Toute ensevelie du dehors

Il se passe quelque chose ; après ces temps agités par le travail et les émotions, un nouveau jour se

lève et il s'accompagne de nombreux témoignages doux de la part de tous et de l'aboutissement de certains projets en cours. Une page se tourne puisque de nombreuses choses s'achèvent et mon agitation intellectuelle me semble s'apaiser soudain pour laisser place à la création.
Ça y est, j'écris de nouveau.
J'attendais cela avec une immense impatience depuis que j'avais fini le premier jet de 8848 mètres, début septembre.
J'attendais cela depuis plus longtemps encore... depuis que j'ai conçu ce roman que je veux écrire maintenant, enfin... ces romans, il y en a trois.
J'avais tout préparé : les livres de 2019 sont quasi-prêts, ceux de 2020 dans les tuyaux aussi et voici enfin que j'ai devant moi des mois et des mois pour écrire cette trilogie.
Mercredi, quand j'ai eu enfin achevé ce que je devais finir pour avoir la tête libre, j'étais fébrile et je ne savais trop où me tourner. Hier, enfin, j'ai pu écrire. Je suis heureuse.

Hannah Arendt
Mais avant de m'absorber entièrement dans cette écriture auréolée de tant d'envie, je voulais encore partager quelques éléments que j'ai trouvés pendant cette période agitée ; pour préparer la trilogie, mais aussi, en fait, pour soigner ce qui m'a bouleversée dernièrement – le projet qui meurt, le livre qui ne se vend pas comme je l'espérais, le sentiment de voir le fascisme s'installer – j'ai lu des textes d'Hannah Arendt et certains succédanés de sa pensée sur internet (je ne pouvais pas tout lire d'un coup. Wikipédia est mon amie).
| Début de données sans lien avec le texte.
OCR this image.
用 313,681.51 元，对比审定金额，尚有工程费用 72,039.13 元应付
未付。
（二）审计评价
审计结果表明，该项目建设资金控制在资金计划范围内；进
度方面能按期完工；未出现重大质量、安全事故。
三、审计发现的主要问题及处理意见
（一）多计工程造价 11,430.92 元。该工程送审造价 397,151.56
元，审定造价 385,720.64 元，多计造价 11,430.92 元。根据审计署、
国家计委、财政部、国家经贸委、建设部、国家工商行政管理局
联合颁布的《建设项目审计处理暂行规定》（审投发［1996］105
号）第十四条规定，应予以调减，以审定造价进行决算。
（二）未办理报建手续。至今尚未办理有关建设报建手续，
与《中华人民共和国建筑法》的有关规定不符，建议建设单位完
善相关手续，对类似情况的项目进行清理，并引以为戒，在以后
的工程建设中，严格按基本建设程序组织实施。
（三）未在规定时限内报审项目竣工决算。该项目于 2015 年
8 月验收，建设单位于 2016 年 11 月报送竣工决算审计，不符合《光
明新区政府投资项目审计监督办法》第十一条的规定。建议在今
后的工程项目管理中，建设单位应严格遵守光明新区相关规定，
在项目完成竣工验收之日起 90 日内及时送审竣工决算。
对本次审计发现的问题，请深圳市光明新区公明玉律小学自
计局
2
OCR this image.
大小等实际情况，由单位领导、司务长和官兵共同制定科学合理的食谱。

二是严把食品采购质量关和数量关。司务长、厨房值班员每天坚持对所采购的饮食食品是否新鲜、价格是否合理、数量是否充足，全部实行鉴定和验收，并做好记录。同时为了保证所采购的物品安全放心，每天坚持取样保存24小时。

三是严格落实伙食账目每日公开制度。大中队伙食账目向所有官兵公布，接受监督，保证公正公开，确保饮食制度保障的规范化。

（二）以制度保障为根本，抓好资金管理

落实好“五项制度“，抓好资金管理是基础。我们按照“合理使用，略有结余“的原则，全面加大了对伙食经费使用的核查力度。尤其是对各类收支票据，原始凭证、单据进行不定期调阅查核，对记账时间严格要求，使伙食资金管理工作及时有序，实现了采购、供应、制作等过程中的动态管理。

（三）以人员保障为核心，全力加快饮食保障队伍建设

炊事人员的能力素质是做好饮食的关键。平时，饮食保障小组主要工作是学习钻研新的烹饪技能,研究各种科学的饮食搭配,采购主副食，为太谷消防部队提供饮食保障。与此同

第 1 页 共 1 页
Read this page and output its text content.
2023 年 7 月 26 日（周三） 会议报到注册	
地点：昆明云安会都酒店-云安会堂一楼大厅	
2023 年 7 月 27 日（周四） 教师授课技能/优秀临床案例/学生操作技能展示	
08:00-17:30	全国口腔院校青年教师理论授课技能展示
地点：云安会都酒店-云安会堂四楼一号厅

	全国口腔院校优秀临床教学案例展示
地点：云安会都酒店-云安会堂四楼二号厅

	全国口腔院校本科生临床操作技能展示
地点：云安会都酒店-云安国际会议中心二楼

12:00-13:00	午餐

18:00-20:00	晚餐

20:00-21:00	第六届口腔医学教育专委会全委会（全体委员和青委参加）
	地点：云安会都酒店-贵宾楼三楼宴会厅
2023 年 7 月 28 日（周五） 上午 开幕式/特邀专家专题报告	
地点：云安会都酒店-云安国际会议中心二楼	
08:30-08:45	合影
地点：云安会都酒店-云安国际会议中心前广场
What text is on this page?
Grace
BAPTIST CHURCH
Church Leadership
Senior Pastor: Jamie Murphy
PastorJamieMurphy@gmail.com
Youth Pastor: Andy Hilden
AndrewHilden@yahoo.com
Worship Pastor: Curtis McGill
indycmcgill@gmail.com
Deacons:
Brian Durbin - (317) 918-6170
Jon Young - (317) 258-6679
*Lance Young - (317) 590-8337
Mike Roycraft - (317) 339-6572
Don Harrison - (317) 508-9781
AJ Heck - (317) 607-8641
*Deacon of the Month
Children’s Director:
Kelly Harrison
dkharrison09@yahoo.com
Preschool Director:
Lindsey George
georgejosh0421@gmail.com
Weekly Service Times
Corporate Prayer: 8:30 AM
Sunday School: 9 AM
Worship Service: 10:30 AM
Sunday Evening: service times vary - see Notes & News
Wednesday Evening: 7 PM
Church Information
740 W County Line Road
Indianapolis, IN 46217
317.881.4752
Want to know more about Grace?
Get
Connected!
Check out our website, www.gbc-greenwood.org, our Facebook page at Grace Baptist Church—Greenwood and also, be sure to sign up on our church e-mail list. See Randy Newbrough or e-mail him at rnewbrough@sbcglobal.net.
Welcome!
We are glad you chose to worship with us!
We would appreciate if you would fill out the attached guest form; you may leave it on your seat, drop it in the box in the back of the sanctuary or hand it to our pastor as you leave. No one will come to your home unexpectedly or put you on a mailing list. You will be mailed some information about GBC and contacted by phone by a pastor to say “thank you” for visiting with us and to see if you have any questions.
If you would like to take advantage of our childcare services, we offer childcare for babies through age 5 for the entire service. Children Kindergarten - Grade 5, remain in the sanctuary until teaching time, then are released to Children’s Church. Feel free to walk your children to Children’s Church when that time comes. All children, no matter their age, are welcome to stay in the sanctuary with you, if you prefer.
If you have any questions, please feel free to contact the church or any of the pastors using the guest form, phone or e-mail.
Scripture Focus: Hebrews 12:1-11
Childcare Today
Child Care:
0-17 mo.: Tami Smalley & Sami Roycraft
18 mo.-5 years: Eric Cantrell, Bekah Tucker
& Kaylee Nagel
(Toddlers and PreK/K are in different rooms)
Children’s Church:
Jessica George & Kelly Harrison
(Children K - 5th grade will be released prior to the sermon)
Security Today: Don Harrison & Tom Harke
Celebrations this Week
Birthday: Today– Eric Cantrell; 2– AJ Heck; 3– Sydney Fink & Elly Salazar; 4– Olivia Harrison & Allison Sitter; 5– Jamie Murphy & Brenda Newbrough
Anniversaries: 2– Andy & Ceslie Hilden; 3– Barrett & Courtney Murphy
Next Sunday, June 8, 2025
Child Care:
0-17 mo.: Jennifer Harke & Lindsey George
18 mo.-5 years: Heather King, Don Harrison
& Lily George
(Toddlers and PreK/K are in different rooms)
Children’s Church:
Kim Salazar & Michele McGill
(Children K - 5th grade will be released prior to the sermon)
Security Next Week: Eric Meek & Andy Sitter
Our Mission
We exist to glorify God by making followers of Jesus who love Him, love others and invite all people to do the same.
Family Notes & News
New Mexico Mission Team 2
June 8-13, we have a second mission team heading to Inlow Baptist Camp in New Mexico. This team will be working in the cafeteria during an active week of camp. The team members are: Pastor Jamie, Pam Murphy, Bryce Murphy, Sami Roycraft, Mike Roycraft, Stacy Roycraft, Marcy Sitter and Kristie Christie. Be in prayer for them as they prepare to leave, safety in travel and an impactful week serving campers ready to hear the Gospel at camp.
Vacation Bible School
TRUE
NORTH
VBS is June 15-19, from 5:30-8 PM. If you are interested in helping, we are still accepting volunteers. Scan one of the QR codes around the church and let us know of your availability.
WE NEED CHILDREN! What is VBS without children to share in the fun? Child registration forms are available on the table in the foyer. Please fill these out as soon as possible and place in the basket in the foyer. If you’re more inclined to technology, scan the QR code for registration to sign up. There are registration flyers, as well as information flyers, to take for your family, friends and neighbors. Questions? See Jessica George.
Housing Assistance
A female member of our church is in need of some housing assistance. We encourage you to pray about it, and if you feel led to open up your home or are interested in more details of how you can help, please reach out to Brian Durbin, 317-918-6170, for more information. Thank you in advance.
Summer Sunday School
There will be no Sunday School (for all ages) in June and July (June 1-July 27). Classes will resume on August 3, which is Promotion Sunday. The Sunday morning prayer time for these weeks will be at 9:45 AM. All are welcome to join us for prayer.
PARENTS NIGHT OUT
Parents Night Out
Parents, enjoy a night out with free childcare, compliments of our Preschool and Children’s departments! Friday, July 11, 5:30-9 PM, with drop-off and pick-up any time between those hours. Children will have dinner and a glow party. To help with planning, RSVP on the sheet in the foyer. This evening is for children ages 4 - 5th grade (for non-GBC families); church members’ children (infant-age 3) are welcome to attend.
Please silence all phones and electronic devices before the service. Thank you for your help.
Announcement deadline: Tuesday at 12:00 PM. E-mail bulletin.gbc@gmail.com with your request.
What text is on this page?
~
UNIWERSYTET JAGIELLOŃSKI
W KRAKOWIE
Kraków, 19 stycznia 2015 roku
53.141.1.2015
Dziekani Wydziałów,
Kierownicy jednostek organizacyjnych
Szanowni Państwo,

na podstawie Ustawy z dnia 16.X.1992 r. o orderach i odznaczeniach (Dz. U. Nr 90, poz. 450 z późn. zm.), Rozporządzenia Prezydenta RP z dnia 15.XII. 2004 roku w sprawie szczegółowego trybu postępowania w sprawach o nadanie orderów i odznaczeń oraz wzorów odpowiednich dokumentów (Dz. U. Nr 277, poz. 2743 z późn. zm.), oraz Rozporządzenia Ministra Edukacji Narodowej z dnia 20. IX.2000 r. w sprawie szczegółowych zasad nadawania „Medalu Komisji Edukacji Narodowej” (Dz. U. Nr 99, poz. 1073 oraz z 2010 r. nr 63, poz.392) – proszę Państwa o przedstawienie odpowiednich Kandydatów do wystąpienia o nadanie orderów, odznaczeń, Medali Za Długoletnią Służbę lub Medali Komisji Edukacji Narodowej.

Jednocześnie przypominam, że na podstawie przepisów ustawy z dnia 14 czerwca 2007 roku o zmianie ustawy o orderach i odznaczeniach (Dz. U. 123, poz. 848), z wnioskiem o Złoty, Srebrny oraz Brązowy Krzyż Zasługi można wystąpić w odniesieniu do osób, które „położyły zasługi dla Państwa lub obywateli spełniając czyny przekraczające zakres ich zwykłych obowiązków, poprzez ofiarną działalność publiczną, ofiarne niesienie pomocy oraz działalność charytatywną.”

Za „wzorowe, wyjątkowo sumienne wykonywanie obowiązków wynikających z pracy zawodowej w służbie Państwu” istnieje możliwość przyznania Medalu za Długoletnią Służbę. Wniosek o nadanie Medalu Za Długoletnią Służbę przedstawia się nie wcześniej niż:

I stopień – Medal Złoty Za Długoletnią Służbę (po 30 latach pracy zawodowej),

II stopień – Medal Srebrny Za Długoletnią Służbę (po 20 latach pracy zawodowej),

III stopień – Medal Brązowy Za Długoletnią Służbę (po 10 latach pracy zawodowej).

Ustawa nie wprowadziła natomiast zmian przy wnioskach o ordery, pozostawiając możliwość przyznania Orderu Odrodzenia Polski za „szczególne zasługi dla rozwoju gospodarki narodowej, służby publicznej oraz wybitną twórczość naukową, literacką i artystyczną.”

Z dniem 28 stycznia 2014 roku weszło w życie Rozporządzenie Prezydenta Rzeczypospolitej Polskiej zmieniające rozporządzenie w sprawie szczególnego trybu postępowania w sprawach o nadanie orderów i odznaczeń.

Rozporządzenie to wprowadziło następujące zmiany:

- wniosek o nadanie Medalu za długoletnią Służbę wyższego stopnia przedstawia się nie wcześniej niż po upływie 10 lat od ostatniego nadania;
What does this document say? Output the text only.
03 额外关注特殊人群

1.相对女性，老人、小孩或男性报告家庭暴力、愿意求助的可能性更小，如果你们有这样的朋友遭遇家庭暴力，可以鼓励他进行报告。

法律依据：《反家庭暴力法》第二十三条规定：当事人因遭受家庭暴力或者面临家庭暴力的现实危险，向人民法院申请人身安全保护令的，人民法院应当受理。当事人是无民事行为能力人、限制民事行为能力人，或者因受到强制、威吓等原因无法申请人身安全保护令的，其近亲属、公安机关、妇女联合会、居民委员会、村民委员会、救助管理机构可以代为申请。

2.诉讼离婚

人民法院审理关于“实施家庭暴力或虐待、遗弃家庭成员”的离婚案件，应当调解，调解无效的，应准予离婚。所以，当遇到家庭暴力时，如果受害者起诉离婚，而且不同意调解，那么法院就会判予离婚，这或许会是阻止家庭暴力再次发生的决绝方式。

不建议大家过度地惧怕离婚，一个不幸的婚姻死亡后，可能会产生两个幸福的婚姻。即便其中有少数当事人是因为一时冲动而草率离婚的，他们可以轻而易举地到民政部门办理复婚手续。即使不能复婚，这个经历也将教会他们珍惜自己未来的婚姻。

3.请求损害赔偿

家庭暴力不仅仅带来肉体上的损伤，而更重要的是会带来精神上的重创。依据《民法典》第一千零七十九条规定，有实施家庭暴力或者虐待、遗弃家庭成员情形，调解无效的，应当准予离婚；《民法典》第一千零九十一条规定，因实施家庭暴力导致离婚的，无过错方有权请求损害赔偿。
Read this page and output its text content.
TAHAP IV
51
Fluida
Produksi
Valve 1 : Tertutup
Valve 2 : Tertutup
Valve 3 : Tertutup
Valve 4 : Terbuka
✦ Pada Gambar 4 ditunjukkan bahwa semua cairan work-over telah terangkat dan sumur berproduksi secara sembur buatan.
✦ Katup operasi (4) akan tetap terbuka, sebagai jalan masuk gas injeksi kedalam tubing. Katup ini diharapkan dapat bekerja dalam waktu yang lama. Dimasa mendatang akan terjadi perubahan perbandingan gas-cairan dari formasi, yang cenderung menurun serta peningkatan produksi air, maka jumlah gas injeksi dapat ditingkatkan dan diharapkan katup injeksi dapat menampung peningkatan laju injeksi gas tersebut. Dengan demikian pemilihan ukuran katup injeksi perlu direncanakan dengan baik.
Voici quelque chose que j'en ai tiré.

Je me suis intéressée à la distinction qu'elle établit entre travail, création et action, les deux premiers relevant de la sphère privée, la seconde, bien sûr, de la sphère publique et du politique, attendu qu'"être libre et agir ne font qu'un". Elle dit aussi, et surtout, que l'action est parole.

Mona Chollet
J'ai lu aussi, dernièrement, un article de Mona Chollet, que Lise Syven m'a gentiment signalé parce qu'elle m'y cite (je suis très flattée) et j'y ai trouvé ceci :
" Je n’arrive pas à comprendre le saut conceptuel qui amène à postuler que quelqu’un qui a écrit un livre sera forcément désireux ou capable de parler devant un public. Il me semble que les deux exercices requièrent des dispositions aux antipodes les unes des autres. Certains ont la chance d’être pourvus des deux sets de qualités : pour eux, l’expression écrite et l’expression orale se complètent."

Ce qui m'intéresse particulièrement, là, c'est la distinction entre les deux process. Si la création de l'oeuvre relève de la sphère privée et la parole agissante relève de la sphère publique, elles peuvent se compléter mais non pas se confondre.

Jusque-là, je faisais les deux en étant mal à l'aise car je ne comprenais pas bien ce qui faisait le pont et j'avais le sentiment qu'on me demandait de rentrer dans ma sphère privée, d'ouvrir la porte sur le bureau de travail pour en dévoiler une image exacte, qui permette de comprendre les livres.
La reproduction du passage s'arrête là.